GLOBE TELECOM’S FIRST-half 2025 results are a reminder that in business, as in life, you don’t always get five bars—but the connection still holds.
Data remains Globe’s strongest signal. The company’s digital portfolio—mobile data, home broadband, and corporate ICT—now powers 88% of service revenues, up from 85% last year. In short: Filipinos may skip the call or text, but they won’t give up TikTok, GCash, or Netflix.
The mobile business, Globe’s bread and butter, clocked in ₱57.1 billion for the semester—slightly lower than last year, but with a quarter-on-quarter rebound in Q2. Mobile data, in particular, defied gravity, rising 2% year-on-year despite a slight dip in traffic. More strikingly, mobile data now makes up 86% of mobile revenues, reflecting how deeply the internet has woven itself into Filipino daily life.

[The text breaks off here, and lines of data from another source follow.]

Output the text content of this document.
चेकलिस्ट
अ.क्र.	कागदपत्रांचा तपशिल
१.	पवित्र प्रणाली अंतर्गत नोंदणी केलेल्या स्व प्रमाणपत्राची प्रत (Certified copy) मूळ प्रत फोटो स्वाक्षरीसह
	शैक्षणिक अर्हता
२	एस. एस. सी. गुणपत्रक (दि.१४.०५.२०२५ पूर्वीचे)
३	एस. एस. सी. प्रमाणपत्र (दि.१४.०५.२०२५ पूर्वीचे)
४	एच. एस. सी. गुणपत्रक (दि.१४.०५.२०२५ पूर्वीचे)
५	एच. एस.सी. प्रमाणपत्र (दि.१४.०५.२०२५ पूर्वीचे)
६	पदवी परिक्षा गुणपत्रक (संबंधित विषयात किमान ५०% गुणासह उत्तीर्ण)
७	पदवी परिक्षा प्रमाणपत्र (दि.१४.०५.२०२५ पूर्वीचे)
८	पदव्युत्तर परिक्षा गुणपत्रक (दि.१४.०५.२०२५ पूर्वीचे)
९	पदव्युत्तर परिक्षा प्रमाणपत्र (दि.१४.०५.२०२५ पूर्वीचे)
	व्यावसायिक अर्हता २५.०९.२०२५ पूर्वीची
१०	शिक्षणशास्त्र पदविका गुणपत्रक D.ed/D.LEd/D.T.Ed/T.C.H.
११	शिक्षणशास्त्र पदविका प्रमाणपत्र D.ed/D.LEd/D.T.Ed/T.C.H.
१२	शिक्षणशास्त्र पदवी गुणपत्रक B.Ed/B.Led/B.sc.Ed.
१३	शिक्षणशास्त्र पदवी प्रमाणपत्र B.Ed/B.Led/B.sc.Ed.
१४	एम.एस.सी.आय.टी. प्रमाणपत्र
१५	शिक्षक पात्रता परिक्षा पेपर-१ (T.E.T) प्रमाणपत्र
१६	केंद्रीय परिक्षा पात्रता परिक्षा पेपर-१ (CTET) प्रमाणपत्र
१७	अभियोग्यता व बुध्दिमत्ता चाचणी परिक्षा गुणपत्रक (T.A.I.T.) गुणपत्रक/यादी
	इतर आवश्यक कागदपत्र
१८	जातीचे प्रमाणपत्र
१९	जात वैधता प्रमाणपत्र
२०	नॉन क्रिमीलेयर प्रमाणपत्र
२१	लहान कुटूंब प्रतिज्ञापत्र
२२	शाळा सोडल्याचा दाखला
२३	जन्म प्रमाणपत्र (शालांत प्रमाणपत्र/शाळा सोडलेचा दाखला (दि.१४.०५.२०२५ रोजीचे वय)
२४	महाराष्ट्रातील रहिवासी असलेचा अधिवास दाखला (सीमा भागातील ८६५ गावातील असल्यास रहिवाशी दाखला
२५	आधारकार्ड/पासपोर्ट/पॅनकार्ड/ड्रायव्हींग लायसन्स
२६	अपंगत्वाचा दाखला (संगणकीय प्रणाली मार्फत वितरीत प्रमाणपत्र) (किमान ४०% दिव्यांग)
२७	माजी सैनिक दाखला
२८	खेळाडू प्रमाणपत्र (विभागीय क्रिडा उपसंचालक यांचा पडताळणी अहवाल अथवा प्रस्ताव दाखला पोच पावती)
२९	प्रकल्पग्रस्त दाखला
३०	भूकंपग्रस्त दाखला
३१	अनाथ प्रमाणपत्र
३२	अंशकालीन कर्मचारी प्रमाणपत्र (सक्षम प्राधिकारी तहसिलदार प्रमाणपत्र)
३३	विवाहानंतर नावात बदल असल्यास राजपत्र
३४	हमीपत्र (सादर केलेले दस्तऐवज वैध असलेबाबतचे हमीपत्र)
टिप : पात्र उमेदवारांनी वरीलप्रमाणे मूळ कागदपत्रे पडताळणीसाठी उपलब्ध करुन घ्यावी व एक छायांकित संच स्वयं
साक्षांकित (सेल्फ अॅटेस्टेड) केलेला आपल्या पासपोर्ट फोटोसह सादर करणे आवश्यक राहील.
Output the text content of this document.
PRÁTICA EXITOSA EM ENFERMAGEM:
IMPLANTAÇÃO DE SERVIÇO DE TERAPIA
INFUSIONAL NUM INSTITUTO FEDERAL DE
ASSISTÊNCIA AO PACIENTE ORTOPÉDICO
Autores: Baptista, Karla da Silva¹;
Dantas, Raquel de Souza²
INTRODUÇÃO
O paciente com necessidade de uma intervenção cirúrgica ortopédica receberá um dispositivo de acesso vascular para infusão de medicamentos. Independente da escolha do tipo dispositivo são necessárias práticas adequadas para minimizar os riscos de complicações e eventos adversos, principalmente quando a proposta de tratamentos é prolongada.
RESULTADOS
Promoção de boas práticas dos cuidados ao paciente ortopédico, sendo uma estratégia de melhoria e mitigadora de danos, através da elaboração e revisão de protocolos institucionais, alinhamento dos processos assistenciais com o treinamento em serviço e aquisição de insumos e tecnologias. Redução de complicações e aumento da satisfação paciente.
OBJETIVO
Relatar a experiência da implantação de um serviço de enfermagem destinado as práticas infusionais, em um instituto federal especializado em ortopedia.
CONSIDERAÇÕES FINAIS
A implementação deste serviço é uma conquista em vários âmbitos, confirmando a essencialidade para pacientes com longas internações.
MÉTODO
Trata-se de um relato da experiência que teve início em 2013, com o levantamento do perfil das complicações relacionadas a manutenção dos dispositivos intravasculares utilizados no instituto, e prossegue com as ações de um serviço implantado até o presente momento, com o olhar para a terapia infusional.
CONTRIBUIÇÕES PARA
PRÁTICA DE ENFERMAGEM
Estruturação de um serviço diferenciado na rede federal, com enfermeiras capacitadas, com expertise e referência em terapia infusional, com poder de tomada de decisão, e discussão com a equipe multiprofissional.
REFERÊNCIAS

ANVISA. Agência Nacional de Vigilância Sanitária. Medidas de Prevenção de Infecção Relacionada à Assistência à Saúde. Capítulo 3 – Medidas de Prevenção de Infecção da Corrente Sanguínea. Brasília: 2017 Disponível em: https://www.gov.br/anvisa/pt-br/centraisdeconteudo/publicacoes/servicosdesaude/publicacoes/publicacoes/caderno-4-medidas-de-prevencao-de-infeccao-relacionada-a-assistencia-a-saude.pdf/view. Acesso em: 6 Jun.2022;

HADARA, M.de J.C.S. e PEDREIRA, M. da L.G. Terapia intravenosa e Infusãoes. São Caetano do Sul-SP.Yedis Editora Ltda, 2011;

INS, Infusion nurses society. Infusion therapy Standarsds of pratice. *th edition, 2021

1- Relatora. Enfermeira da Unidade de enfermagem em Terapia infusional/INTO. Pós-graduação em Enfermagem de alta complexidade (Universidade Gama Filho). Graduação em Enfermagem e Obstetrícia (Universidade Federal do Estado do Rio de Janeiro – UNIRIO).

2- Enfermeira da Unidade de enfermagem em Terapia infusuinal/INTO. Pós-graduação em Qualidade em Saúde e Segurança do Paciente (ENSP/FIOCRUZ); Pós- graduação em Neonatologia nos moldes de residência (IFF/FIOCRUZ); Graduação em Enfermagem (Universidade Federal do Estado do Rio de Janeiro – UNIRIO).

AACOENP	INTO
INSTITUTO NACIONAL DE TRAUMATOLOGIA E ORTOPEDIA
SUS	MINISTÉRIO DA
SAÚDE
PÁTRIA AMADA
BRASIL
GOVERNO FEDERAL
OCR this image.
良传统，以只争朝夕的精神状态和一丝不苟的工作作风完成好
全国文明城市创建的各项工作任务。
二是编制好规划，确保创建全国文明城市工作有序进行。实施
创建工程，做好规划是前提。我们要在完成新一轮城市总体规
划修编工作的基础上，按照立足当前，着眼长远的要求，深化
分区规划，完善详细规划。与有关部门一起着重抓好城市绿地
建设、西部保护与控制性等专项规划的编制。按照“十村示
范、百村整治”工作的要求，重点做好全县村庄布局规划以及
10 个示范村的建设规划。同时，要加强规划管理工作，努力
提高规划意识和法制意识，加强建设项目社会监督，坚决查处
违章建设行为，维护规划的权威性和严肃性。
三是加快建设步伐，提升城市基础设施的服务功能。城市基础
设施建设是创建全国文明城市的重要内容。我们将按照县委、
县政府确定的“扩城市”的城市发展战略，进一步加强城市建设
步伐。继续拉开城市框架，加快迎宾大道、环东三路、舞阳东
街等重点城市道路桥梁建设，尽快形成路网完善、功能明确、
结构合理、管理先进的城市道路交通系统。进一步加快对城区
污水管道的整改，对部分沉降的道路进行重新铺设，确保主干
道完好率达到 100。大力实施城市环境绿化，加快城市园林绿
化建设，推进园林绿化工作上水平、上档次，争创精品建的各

Home broadband is slowly rewiring itself too. Fiber now dominates, with GFiber Prepaid growing 37% in just one quarter—proof that affordability, flexibility, and speed are a winning mix. Corporate data felt the pinch of cautious enterprise spending, but ICT services—from cybersecurity to IoT—offered a glimpse of tomorrow’s growth.
Then there’s GCash, Globe’s not-so-secret weapon. With ₱3.8 billion in equity earnings, it now accounts for 26% of pre-tax profit, more than double last year’s share. For a telco, having a fintech juggernaut in its pocket is like discovering you own the mall as well as the phone shop inside.
Yes, net income slipped 14% year-on-year to ₱12.4 billion. But peel away one-offs and higher costs, and the story is one of resilience: disciplined cost-cutting, EBITDA margins north of 52%, and a capex strategy that’s leaner but still future-focused. Globe isn’t overspending—it’s investing smart, with 91% of spend on data-centric infrastructure and a growing 5G footprint that now blankets almost all of Metro Manila and key cities nationwide.
The message? Globe is playing the long game: building digital highways, betting on fintech, and pushing fiber into Filipino homes. The numbers may have softened, but the strategy is clear—connectivity isn’t just a service, it’s the backbone of modern life.
In a market that’s maturing fast, Globe’s challenge is to keep innovating while keeping prices—and promises—within reach. Judging by the rise of GFiber Prepaid and GCash’s rocket fuel, it seems the company knows one thing for sure: in the Philippines, data is no longer optional. It’s life’s newest utility.